Questo ortaggio trova infatti ottime applicazioni sia all’interno di preparazioni salate, sia in dolci, torte e biscotti.
Nella zona di Belluno e dintorni, la stagione autunnale vede la raccolta delle ottime zucche locali, talmente riconosciute da aver guadagnato l’attenzione degli esperti di prodotti agroalimentari tipici italiani.
Fino a qualche decennio fa le famiglie contadine bellunesi, che coltivavano la zucca santa poiché funzionale all’alimentazione dei maiali, trattavano questo prodotto come una componente importante ma non fondamentale dell’alimentazione.

Grazie all’attenzione posta in anni recenti, le zucche hanno abbandonato le classiche zone di coltivazione al lato dei campi, sostituite dalle più moderne file.
Anche coloro che hanno avuto l’occasione di trovarsi a visitare la zona di Belluno probabilmente avranno approfittato della possibilità di provare questo buonissimo prodotto. Qualora così non fosse, si dovrebbe assolutamente rimediare: questa tipicità agroalimentare rappresenta una rarità che si dovrebbe provare quanto prima.
Raccolta tra settembre e ottobre, la zucca santa bellunese si riconosce per l’aspetto particolarmente voluminoso e dalla forma arrotondata ma appiattita sull’apice.

La buccia tende alle sfumature del verde con zone giallastre.
Generalmente non supera i tre chili di peso.
Con un colore che cattura gli occhi e le attenzioni di coloro che amano fotografare il cibo, la polpa giallo brillante che tende all’arancio rende immediatamente le preparazioni più belle, oltre che saporite, la zucca santa di Belluno non può mancare nella dispensa autunnale degli amanti del cibo veneto.
Con i suo sapore delicato e persistente, la zucca santa può essere impiegata generalmente in tutti i piatti della tradizione veneta, ma anche in versioni più sperimentali.

Ad esempio, questo prodotto agroalimentare risulta perfetto come base per preparare i classici gnocchi di zucca. Inoltre, è una delle migliori varietà per realizzare un ottimo risotto (qui trovi la ricetta), che può essere arricchito da qualche formaggio delle Dolomiti o da un po’ di salsiccia tipica bellunese (pastin).
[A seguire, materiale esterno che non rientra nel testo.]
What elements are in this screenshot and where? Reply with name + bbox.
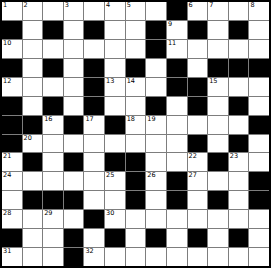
clue-number-9: 9 bbox=[168, 21, 172, 28]
cell-r10c12[interactable] bbox=[229, 172, 249, 190]
black-cell-r11c2 bbox=[23, 191, 43, 209]
cell-r6c2[interactable] bbox=[23, 97, 43, 115]
black-cell-r13c4 bbox=[64, 229, 84, 247]
clue-number-25: 25 bbox=[106, 172, 114, 179]
black-cell-r7c6 bbox=[105, 116, 125, 134]
cell-r7c8[interactable]: 19 bbox=[146, 116, 166, 134]
cell-r14c5[interactable]: 32 bbox=[84, 248, 104, 266]
cell-r6c6[interactable] bbox=[105, 97, 125, 115]
black-cell-r13c8 bbox=[146, 229, 166, 247]
cell-r8c8[interactable] bbox=[146, 135, 166, 153]
black-cell-r10c9 bbox=[167, 172, 187, 190]
cell-r13c9[interactable] bbox=[167, 229, 187, 247]
cell-r5c13[interactable] bbox=[249, 78, 269, 96]
black-cell-r4c13 bbox=[249, 59, 269, 77]
cell-r3c5[interactable] bbox=[84, 40, 104, 58]
clue-number-22: 22 bbox=[189, 153, 197, 160]
cell-r12c6[interactable]: 30 bbox=[105, 210, 125, 228]
cell-r4c8[interactable] bbox=[146, 59, 166, 77]
cell-r13c13[interactable] bbox=[249, 229, 269, 247]
black-cell-r6c1 bbox=[2, 97, 22, 115]
cell-r9c10[interactable]: 22 bbox=[188, 153, 208, 171]
cell-r6c7[interactable] bbox=[126, 97, 146, 115]
black-cell-r6c5 bbox=[84, 97, 104, 115]
cell-r12c11[interactable] bbox=[208, 210, 228, 228]
cell-r1c10[interactable]: 6 bbox=[188, 2, 208, 20]
black-cell-r4c1 bbox=[2, 59, 22, 77]
cell-r7c5[interactable]: 17 bbox=[84, 116, 104, 134]
black-cell-r4c5 bbox=[84, 59, 104, 77]
cell-r8c11[interactable] bbox=[208, 135, 228, 153]
cell-r11c8[interactable] bbox=[146, 191, 166, 209]
clue-number-26: 26 bbox=[147, 172, 155, 179]
cell-r14c10[interactable] bbox=[188, 248, 208, 266]
black-cell-r2c1 bbox=[2, 21, 22, 39]
cell-r7c7[interactable]: 18 bbox=[126, 116, 146, 134]
clue-number-21: 21 bbox=[3, 153, 11, 160]
clue-number-3: 3 bbox=[65, 2, 69, 9]
black-cell-r2c10 bbox=[188, 21, 208, 39]
cell-r1c5[interactable] bbox=[84, 2, 104, 20]
cell-r2c13[interactable] bbox=[249, 21, 269, 39]
cell-r8c2[interactable]: 20 bbox=[23, 135, 43, 153]
cell-r11c10[interactable] bbox=[188, 191, 208, 209]
clue-number-11: 11 bbox=[168, 40, 176, 47]
cell-r10c5[interactable] bbox=[84, 172, 104, 190]
cell-r7c12[interactable] bbox=[229, 116, 249, 134]
black-cell-r2c12 bbox=[229, 21, 249, 39]
cell-r3c2[interactable] bbox=[23, 40, 43, 58]
cell-r12c9[interactable] bbox=[167, 210, 187, 228]
cell-r14c3[interactable] bbox=[43, 248, 63, 266]
black-cell-r10c13 bbox=[249, 172, 269, 190]
cell-r5c8[interactable] bbox=[146, 78, 166, 96]
black-cell-r6c3 bbox=[43, 97, 63, 115]
cell-r4c6[interactable] bbox=[105, 59, 125, 77]
cell-r12c4[interactable] bbox=[64, 210, 84, 228]
cell-r6c11[interactable] bbox=[208, 97, 228, 115]
cell-r12c7[interactable] bbox=[126, 210, 146, 228]
cell-r4c2[interactable] bbox=[23, 59, 43, 77]
cell-r2c2[interactable] bbox=[23, 21, 43, 39]
cell-r3c3[interactable] bbox=[43, 40, 63, 58]
black-cell-r11c9 bbox=[167, 191, 187, 209]
cell-r11c12[interactable] bbox=[229, 191, 249, 209]
cell-r12c2[interactable] bbox=[23, 210, 43, 228]
clue-number-27: 27 bbox=[189, 172, 197, 179]
cell-r10c8[interactable]: 26 bbox=[146, 172, 166, 190]
clue-number-16: 16 bbox=[44, 116, 52, 123]
clue-number-12: 12 bbox=[3, 78, 11, 85]
cell-r9c12[interactable]: 23 bbox=[229, 153, 249, 171]
black-cell-r12c5 bbox=[84, 210, 104, 228]
cell-r14c1[interactable]: 31 bbox=[2, 248, 22, 266]
black-cell-r11c3 bbox=[43, 191, 63, 209]
cell-r7c10[interactable] bbox=[188, 116, 208, 134]
cell-r9c1[interactable]: 21 bbox=[2, 153, 22, 171]
cell-r13c11[interactable] bbox=[208, 229, 228, 247]
cell-r6c13[interactable] bbox=[249, 97, 269, 115]
black-cell-r5c9 bbox=[167, 78, 187, 96]
cell-r12c10[interactable] bbox=[188, 210, 208, 228]
black-cell-r11c11 bbox=[208, 191, 228, 209]
cell-r12c13[interactable] bbox=[249, 210, 269, 228]
clue-number-10: 10 bbox=[3, 40, 11, 47]
black-cell-r7c4 bbox=[64, 116, 84, 134]
cell-r5c12[interactable] bbox=[229, 78, 249, 96]
clue-number-5: 5 bbox=[127, 2, 131, 9]
cell-r14c8[interactable] bbox=[146, 248, 166, 266]
black-cell-r4c7 bbox=[126, 59, 146, 77]
cell-r2c7[interactable] bbox=[126, 21, 146, 39]
cell-r3c11[interactable] bbox=[208, 40, 228, 58]
clue-number-31: 31 bbox=[3, 248, 11, 255]
black-cell-r5c5 bbox=[84, 78, 104, 96]
black-cell-r8c1 bbox=[2, 135, 22, 153]
clue-number-7: 7 bbox=[209, 2, 213, 9]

Tuttavia, può essere gustata anche in insalata. Forse è nelle preparazioni dolci che questa zucca riesce ad esprimersi in maniera davvero insuperabile: essa viene utilizzata per realizzare ottime torte, crostate e frittelle.

l momento la zucca santa bellunese è stata inserita all’interno della Carta di Qualità dei prodotti che si possono trovare nel Parco Nazionale delle Dolomiti Bellunesi. Poiché si tratta di un prodotto agroalimentare tradizionale, la zucca santa è oggetto di tutela: ciò denota certamente l’attenzione che viene posta su questa deliziosa zucca. A partire dall’anno 2011 è stato istituito il Consorzio di Tutela che si occupa di proteggere la zucca santa bellunese. Oltre a tutelare il prodotto, il Consorzio ha l’obiettivo di valorizzare le preparazioni all’interno delle quali essa viene impiegata. Parte delle azioni messe a punto dal Consorzio includono la necessità di garantire che gli standard qualitativi del prodotto rimangono sempre intatti: uno dei punti chiave per arrivare a tale risultato è dato dal focus posto sulla tracciabilità della filiera. Dopo aver lavorato alacremente al fine di ottenere un’ottima zucca, quest’ultima viene celebrata nell’ambito della famosa Sagra, resa possibile grazie all’impegno della Pro Loco del paese di Caorera, che si trova nell’area sotto al comune di Quero (BL).